Like Susan Hill I used to write my name in my books until I was about fourteen and then stopped, I have never possessed Bookplates. The Bookplate issue is one of a handful of moments when I feel like I’m really meeting the author – she doesn’t like them:
“Happily, I can go among all our books without finding a single volume bearing a bookplate. Bookplates are for posers, even when beautifully designed by real artists and engravers, though most people claim they are only there to identify the owner in case of loss. I don’t believe that. Do people put ID plates inside their handbags and wallets, or etch them on the family silver and China? Of course they don’t...”

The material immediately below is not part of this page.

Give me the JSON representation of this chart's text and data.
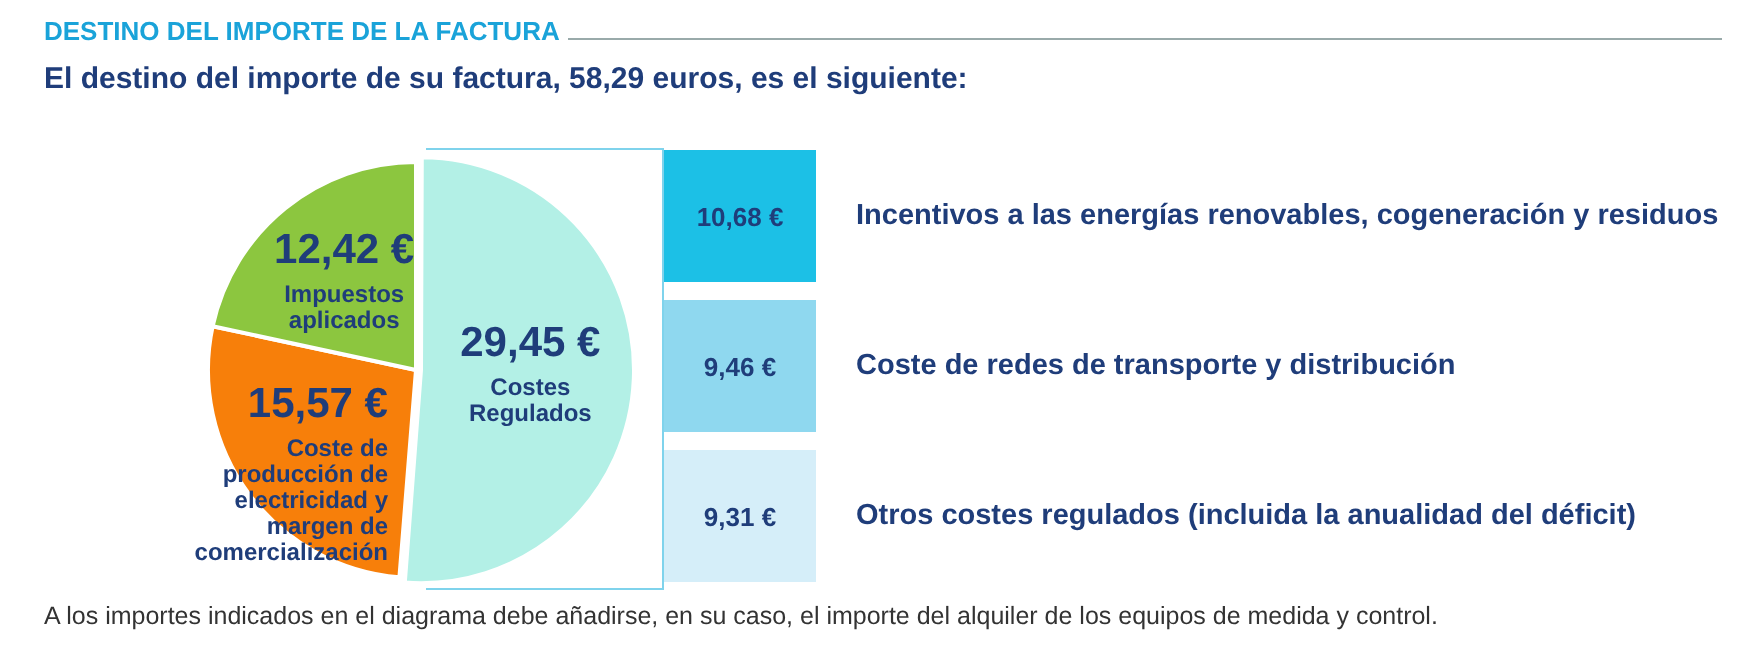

But they do Susan they do. I think of bookplates as a particularly Victorian thing, all part of a passion for embellishment. The family silver isn’t really family silver without some sort of monogram or crest – it’s just silver. Any Victorian gentleman with pretensions to gentility would have furnished himself with a library, all his books neatly plated; I grew up with my great great uncles. If there were ever any valuable books they were gone before I was aware of them, what I remember are bound volumes of Punch, and rows of Dickens and Wilkie Collins, and some racy looking stuff in French and white leather. I read some of the Collins, cheap editions with uncut pages so I knew I was the first person to open them with any serious intent. They’re all gone now but I hope I stumble across one again sometime in a second hand shop, it occurs to me as well that my name scribbled across a page would be a silent (but hopefully powerful) reproach to any book borrower lax about returning things.
I don’t write in my books, or at least never about the text, not since being mortified by rereading my youthful ‘insights’ into T S Eliot. I still have my A level English books and I know they’re heavily annotated but I can’t bear to open them again. Not yet anyway. I like coming across others annotations though, especially when they’re far more insightful then me, I’m happy to underline things and dog ear corners, and it fascinates me to listen to what other readers do with their books and see how they fit into their lives, all of which is why ‘Howards End is on the Landing’ is turning into such a perfect peach of a book for me.